Benchmark philosophy
Primitive402 starts quality measurement with focused fixture evals that reflect real failure modes: prompt injection, source-grounded claim checks, return policies, subscription terms, safe fetch extraction, and page proof metadata.
The fixtures assert key fields instead of full response snapshots so tests catch meaningful regressions while avoiding brittle changes to hashes, snippets, ordering, or wording.
Run locally
pnpm eval:tools
The runner uses deterministic mocked content and does not call live external websites, paid x402 routes, or a live LLM provider.

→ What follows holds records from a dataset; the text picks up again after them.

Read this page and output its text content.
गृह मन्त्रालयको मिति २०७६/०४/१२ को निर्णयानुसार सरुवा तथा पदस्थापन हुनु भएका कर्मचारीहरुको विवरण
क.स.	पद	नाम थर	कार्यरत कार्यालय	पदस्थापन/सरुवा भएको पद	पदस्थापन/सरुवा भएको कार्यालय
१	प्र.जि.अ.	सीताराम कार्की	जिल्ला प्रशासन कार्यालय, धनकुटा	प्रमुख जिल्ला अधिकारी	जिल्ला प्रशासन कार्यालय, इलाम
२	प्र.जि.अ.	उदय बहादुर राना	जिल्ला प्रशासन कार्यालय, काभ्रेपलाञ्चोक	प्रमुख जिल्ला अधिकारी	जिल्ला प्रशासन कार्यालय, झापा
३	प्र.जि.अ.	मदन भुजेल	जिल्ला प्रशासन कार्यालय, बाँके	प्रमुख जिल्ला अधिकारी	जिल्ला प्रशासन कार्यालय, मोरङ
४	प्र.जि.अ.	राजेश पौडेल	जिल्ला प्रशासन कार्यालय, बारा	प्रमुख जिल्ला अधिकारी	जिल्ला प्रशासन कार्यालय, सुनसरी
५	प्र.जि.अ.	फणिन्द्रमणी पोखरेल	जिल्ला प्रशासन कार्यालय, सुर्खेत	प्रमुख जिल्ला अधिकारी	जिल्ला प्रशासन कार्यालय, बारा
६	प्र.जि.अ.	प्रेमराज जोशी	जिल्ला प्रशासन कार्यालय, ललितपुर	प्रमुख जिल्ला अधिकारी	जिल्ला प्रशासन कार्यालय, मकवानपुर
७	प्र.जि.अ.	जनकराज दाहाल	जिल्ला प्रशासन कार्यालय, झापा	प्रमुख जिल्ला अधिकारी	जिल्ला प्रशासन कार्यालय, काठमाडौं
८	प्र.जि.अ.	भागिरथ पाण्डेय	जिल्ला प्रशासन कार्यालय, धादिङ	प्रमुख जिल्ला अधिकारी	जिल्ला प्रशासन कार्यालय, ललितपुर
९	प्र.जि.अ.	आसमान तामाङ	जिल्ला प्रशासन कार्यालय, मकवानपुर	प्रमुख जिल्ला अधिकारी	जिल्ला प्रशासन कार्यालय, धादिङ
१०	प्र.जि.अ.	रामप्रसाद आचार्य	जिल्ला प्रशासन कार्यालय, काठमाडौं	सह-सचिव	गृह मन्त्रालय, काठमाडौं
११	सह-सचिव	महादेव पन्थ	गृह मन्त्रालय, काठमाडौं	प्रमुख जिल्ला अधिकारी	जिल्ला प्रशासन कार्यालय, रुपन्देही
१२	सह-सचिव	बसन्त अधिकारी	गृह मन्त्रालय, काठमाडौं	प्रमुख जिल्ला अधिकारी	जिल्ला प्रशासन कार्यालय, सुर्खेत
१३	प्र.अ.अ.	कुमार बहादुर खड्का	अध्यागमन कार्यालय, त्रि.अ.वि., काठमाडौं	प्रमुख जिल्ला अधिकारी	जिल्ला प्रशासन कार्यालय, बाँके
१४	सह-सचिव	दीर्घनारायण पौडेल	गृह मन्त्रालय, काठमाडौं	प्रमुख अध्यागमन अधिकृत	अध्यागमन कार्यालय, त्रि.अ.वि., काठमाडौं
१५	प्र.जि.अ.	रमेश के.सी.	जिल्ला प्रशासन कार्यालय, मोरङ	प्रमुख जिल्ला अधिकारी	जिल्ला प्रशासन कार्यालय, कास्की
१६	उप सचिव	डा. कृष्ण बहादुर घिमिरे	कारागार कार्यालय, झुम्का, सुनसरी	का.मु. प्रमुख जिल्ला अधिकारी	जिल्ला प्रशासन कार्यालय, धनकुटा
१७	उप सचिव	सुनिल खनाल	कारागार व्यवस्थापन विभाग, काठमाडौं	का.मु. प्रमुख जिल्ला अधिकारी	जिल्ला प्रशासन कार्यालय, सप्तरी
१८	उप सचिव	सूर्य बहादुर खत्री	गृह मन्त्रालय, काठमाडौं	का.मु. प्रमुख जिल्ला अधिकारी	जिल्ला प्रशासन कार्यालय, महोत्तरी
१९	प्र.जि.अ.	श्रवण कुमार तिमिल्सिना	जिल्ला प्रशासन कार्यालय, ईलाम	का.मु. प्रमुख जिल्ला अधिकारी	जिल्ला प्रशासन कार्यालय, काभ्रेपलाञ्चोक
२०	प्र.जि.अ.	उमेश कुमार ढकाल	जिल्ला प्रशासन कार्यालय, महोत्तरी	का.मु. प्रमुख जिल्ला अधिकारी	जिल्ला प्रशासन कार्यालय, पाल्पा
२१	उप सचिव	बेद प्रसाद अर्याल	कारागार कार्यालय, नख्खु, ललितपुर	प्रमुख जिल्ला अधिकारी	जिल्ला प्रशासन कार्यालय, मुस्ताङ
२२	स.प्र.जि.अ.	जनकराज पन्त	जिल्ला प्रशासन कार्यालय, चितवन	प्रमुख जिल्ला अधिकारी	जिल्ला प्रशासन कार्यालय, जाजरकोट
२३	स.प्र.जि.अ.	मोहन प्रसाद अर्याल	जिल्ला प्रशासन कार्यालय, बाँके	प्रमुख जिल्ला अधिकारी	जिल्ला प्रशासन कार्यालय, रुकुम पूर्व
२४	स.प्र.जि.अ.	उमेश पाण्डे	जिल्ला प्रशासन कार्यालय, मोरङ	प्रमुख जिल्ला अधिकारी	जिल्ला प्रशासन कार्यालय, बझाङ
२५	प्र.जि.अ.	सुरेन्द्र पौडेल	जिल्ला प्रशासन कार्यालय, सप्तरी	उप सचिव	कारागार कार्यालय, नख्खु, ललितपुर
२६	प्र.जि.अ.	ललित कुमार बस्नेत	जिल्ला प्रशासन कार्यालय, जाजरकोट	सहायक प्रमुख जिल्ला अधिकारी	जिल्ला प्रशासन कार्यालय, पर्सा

Repository guide: docs/quality/benchmarks.md.
Current coverage
- Prompt injection: instruction override, secret exfiltration, benign text, and hidden/obfuscated instruction markers.
- Claim verification: supported, contradicted, not addressed, and noisy irrelevant source text.
- Return policy extraction: Target-like 90-day text, final sale, exchange-only, no-policy, and blocked-page text.
- Subscription terms extraction: trial, monthly billing, annual auto-renewal, cancel-anytime, no-refund, no-subscription, and blocked-page text.
- Safe fetch and page proof: mocked/static content fixtures for extraction, risk scanning, proof metadata, and artifact toggles.
Known limitations
These evals do not prove accuracy on every website, merchant policy, claim, or adversarial input. Live websites can change, block requests, render content with JavaScript, personalize content, or expose policy text differently from deterministic fixtures.
Blocked, empty, or JavaScript shell pages should produce low-confidence or no-term outputs instead of hallucinated policy fields. Confidence is a signal about extracted evidence strength, not a guarantee of correctness.
Primitive402 should not invent facts that are not present in source text. When content does not address a claim or policy, outputs should remain conservative.